La CGPME lance sa nouvelle campagne pour la formation professionnelle continue : « Avec la formation professionnelle, les PME ciblent l’emploi »

Au Renoma Café, accompagné de Sébastien Flûte, champion Olympique de tir à l’Arc en 1992 à Barcelone et Chef d’entreprise, Jean-François Roubaud, président de la CGPME, a présenté le 4 décembre 2012 la nouvelle campagne en faveur de la formation professionnelle continue dans les PME pour le maintien et le développement de l’emploi.

sebastien_flute2Sébastien Flûte incarne cette campagne par l’exemplarité de sa carrière sportive au plus haut niveau et la réussite de sa reconversion professionnelle. La discipline du tir à l’arc nécessite de la concentration, de la constance et une excellente analyse de la situation, qualités en adéquation avec l’univers des TPE- PME, avec un projet réfléchi de création d’entreprise réalisé par la formation professionnelle.

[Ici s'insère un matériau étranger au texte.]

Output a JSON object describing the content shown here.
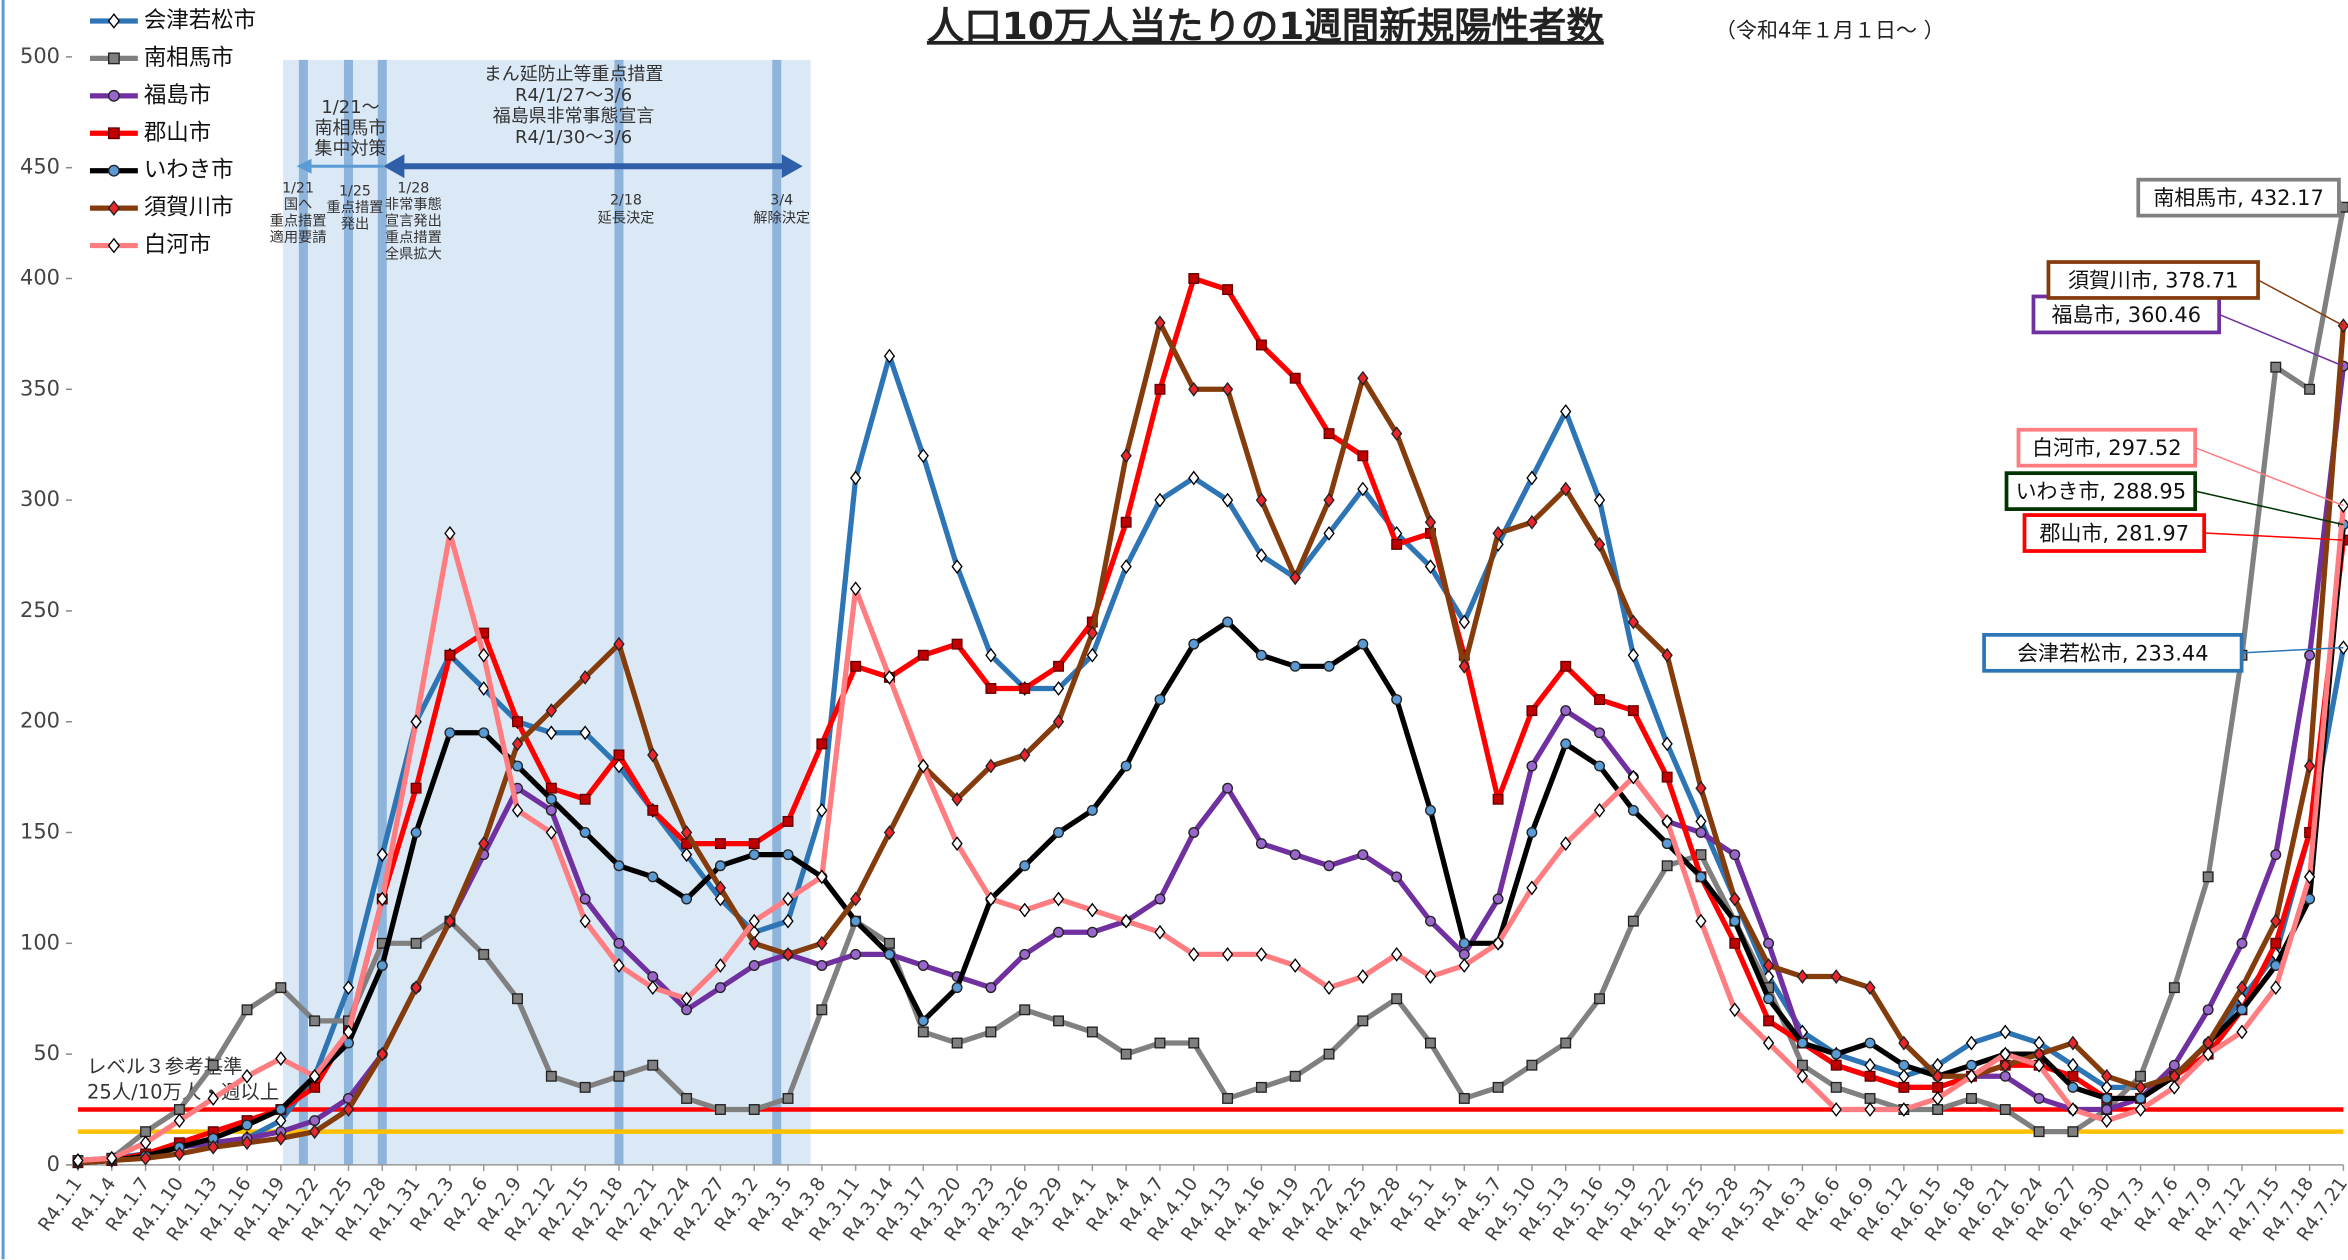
{
  "chart_data": {
    "type": "line",
    "title": "人口10万人当たりの1週間新規陽性者数",
    "subtitle": "（令和4年１月１日～ ）",
    "categories": [
      "R4.1.1",
      "R4.1.4",
      "R4.1.7",
      "R4.1.10",
      "R4.1.13",
      "R4.1.16",
      "R4.1.19",
      "R4.1.22",
      "R4.1.25",
      "R4.1.28",
      "R4.1.31",
      "R4.2.3",
      "R4.2.6",
      "R4.2.9",
      "R4.2.12",
      "R4.2.15",
      "R4.2.18",
      "R4.2.21",
      "R4.2.24",
      "R4.2.27",
      "R4.3.2",
      "R4.3.5",
      "R4.3.8",
      "R4.3.11",
      "R4.3.14",
      "R4.3.17",
      "R4.3.20",
      "R4.3.23",
      "R4.3.26",
      "R4.3.29",
      "R4.4.1",
      "R4.4.4",
      "R4.4.7",
      "R4.4.10",
      "R4.4.13",
      "R4.4.16",
      "R4.4.19",
      "R4.4.22",
      "R4.4.25",
      "R4.4.28",
      "R4.5.1",
      "R4.5.4",
      "R4.5.7",
      "R4.5.10",
      "R4.5.13",
      "R4.5.16",
      "R4.5.19",
      "R4.5.22",
      "R4.5.25",
      "R4.5.28",
      "R4.5.31",
      "R4.6.3",
      "R4.6.6",
      "R4.6.9",
      "R4.6.12",
      "R4.6.15",
      "R4.6.18",
      "R4.6.21",
      "R4.6.24",
      "R4.6.27",
      "R4.6.30",
      "R4.7.3",
      "R4.7.6",
      "R4.7.9",
      "R4.7.12",
      "R4.7.15",
      "R4.7.18",
      "R4.7.21"
    ],
    "series": [
      {
        "name": "会津若松市",
        "color": "#2e75b6",
        "marker": "diamond",
        "marker_fill": "#ffffff",
        "values": [
          2,
          3,
          5,
          8,
          10,
          12,
          20,
          40,
          80,
          140,
          200,
          230,
          215,
          200,
          195,
          195,
          180,
          160,
          140,
          120,
          105,
          110,
          160,
          310,
          365,
          320,
          270,
          230,
          215,
          215,
          230,
          270,
          300,
          310,
          300,
          275,
          265,
          285,
          305,
          285,
          270,
          245,
          280,
          310,
          340,
          300,
          230,
          190,
          155,
          120,
          85,
          60,
          50,
          45,
          40,
          45,
          55,
          60,
          55,
          45,
          35,
          35,
          40,
          55,
          75,
          95,
          150,
          233.44
        ]
      },
      {
        "name": "南相馬市",
        "color": "#808080",
        "marker": "square",
        "marker_fill": "#7f7f7f",
        "values": [
          2,
          3,
          15,
          25,
          45,
          70,
          80,
          65,
          65,
          100,
          100,
          110,
          95,
          75,
          40,
          35,
          40,
          45,
          30,
          25,
          25,
          30,
          70,
          110,
          100,
          60,
          55,
          60,
          70,
          65,
          60,
          50,
          55,
          55,
          30,
          35,
          40,
          50,
          65,
          75,
          55,
          30,
          35,
          45,
          55,
          75,
          110,
          135,
          140,
          110,
          80,
          45,
          35,
          30,
          25,
          25,
          30,
          25,
          15,
          15,
          25,
          40,
          80,
          130,
          230,
          360,
          350,
          432.17
        ]
      },
      {
        "name": "福島市",
        "color": "#7030a0",
        "marker": "circle",
        "marker_fill": "#9966cc",
        "values": [
          1,
          2,
          4,
          8,
          10,
          12,
          15,
          20,
          30,
          50,
          80,
          110,
          140,
          170,
          160,
          120,
          100,
          85,
          70,
          80,
          90,
          95,
          90,
          95,
          95,
          90,
          85,
          80,
          95,
          105,
          105,
          110,
          120,
          150,
          170,
          145,
          140,
          135,
          140,
          130,
          110,
          95,
          120,
          180,
          205,
          195,
          175,
          155,
          150,
          140,
          100,
          55,
          45,
          40,
          35,
          35,
          40,
          40,
          30,
          25,
          25,
          30,
          45,
          70,
          100,
          140,
          230,
          360.46
        ]
      },
      {
        "name": "郡山市",
        "color": "#ff0000",
        "marker": "square",
        "marker_fill": "#c00000",
        "values": [
          1,
          2,
          5,
          10,
          15,
          20,
          25,
          35,
          60,
          120,
          170,
          230,
          240,
          200,
          170,
          165,
          185,
          160,
          145,
          145,
          145,
          155,
          190,
          225,
          220,
          230,
          235,
          215,
          215,
          225,
          245,
          290,
          350,
          400,
          395,
          370,
          355,
          330,
          320,
          280,
          285,
          230,
          165,
          205,
          225,
          210,
          205,
          175,
          130,
          100,
          65,
          55,
          45,
          40,
          35,
          35,
          40,
          45,
          45,
          40,
          30,
          30,
          40,
          50,
          70,
          100,
          150,
          281.97
        ]
      },
      {
        "name": "いわき市",
        "color": "#000000",
        "marker": "circle",
        "marker_fill": "#5b9bd5",
        "values": [
          1,
          2,
          4,
          8,
          12,
          18,
          25,
          40,
          55,
          90,
          150,
          195,
          195,
          180,
          165,
          150,
          135,
          130,
          120,
          135,
          140,
          140,
          130,
          110,
          95,
          65,
          80,
          120,
          135,
          150,
          160,
          180,
          210,
          235,
          245,
          230,
          225,
          225,
          235,
          210,
          160,
          100,
          100,
          150,
          190,
          180,
          160,
          145,
          130,
          110,
          75,
          55,
          50,
          55,
          45,
          40,
          45,
          50,
          50,
          35,
          30,
          30,
          40,
          55,
          70,
          90,
          120,
          288.95
        ]
      },
      {
        "name": "須賀川市",
        "color": "#843c0c",
        "marker": "diamond",
        "marker_fill": "#e8262b",
        "values": [
          1,
          2,
          3,
          5,
          8,
          10,
          12,
          15,
          25,
          50,
          80,
          110,
          145,
          190,
          205,
          220,
          235,
          185,
          150,
          125,
          100,
          95,
          100,
          120,
          150,
          180,
          165,
          180,
          185,
          200,
          240,
          320,
          380,
          350,
          350,
          300,
          265,
          300,
          355,
          330,
          290,
          225,
          285,
          290,
          305,
          280,
          245,
          230,
          170,
          120,
          90,
          85,
          85,
          80,
          55,
          40,
          40,
          45,
          50,
          55,
          40,
          35,
          40,
          55,
          80,
          110,
          180,
          378.71
        ]
      },
      {
        "name": "白河市",
        "color": "#ff7c80",
        "marker": "diamond",
        "marker_fill": "#ffffff",
        "values": [
          2,
          3,
          10,
          20,
          30,
          40,
          48,
          40,
          60,
          120,
          200,
          285,
          230,
          160,
          150,
          110,
          90,
          80,
          75,
          90,
          110,
          120,
          130,
          260,
          220,
          180,
          145,
          120,
          115,
          120,
          115,
          110,
          105,
          95,
          95,
          95,
          90,
          80,
          85,
          95,
          85,
          90,
          100,
          125,
          145,
          160,
          175,
          155,
          110,
          70,
          55,
          40,
          25,
          25,
          25,
          30,
          40,
          50,
          45,
          25,
          20,
          25,
          35,
          50,
          60,
          80,
          130,
          297.52
        ]
      }
    ],
    "ylim": [
      0,
      500
    ],
    "yticks": [
      0,
      50,
      100,
      150,
      200,
      250,
      300,
      350,
      400,
      450,
      500
    ],
    "reference_lines": [
      {
        "value": 25,
        "color": "#ff0000"
      },
      {
        "value": 15,
        "color": "#ffc000"
      }
    ],
    "reference_label": [
      "レベル３参考基準",
      "25人/10万人・週以上"
    ],
    "annotations": [
      {
        "lines": [
          "1/21～",
          "南相馬市",
          "集中対策"
        ]
      },
      {
        "lines": [
          "まん延防止等重点措置",
          "R4/1/27～3/6",
          "福島県非常事態宣言",
          "R4/1/30～3/6"
        ]
      },
      {
        "lines": [
          "1/21",
          "国へ",
          "重点措置",
          "適用要請"
        ]
      },
      {
        "lines": [
          "1/25",
          "重点措置",
          "発出"
        ]
      },
      {
        "lines": [
          "1/28",
          "非常事態",
          "宣言発出",
          "重点措置",
          "全県拡大"
        ]
      },
      {
        "lines": [
          "2/18",
          "延長決定"
        ]
      },
      {
        "lines": [
          "3/4",
          "解除決定"
        ]
      }
    ],
    "legend": "top-left",
    "grid": false
  }
}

Aujourd’hui, Sébastien Flûte dirige sa société de matériel de tir à l’Arc SF Archery.

La CGPME, du 3 au 21 décembre 2012, met en avant l’importance de la formation professionnelle continue dans les PME, de son usage correctement ciblé au bénéfice global des PME, des salariés et des demandeurs d’emploi.

Cette campagne a pour objectif à la fois de rappeler aux patrons des PME à quel point la formation professionnelle, en ajustant l’offre et la demande de compétences, est une condition essentielle au développement de leur compétitivité, et de rappeler aux salariés et aux demandeurs d’emploi combien les PME française sont le premier creuset d’employabilité et d’évolution de carrière.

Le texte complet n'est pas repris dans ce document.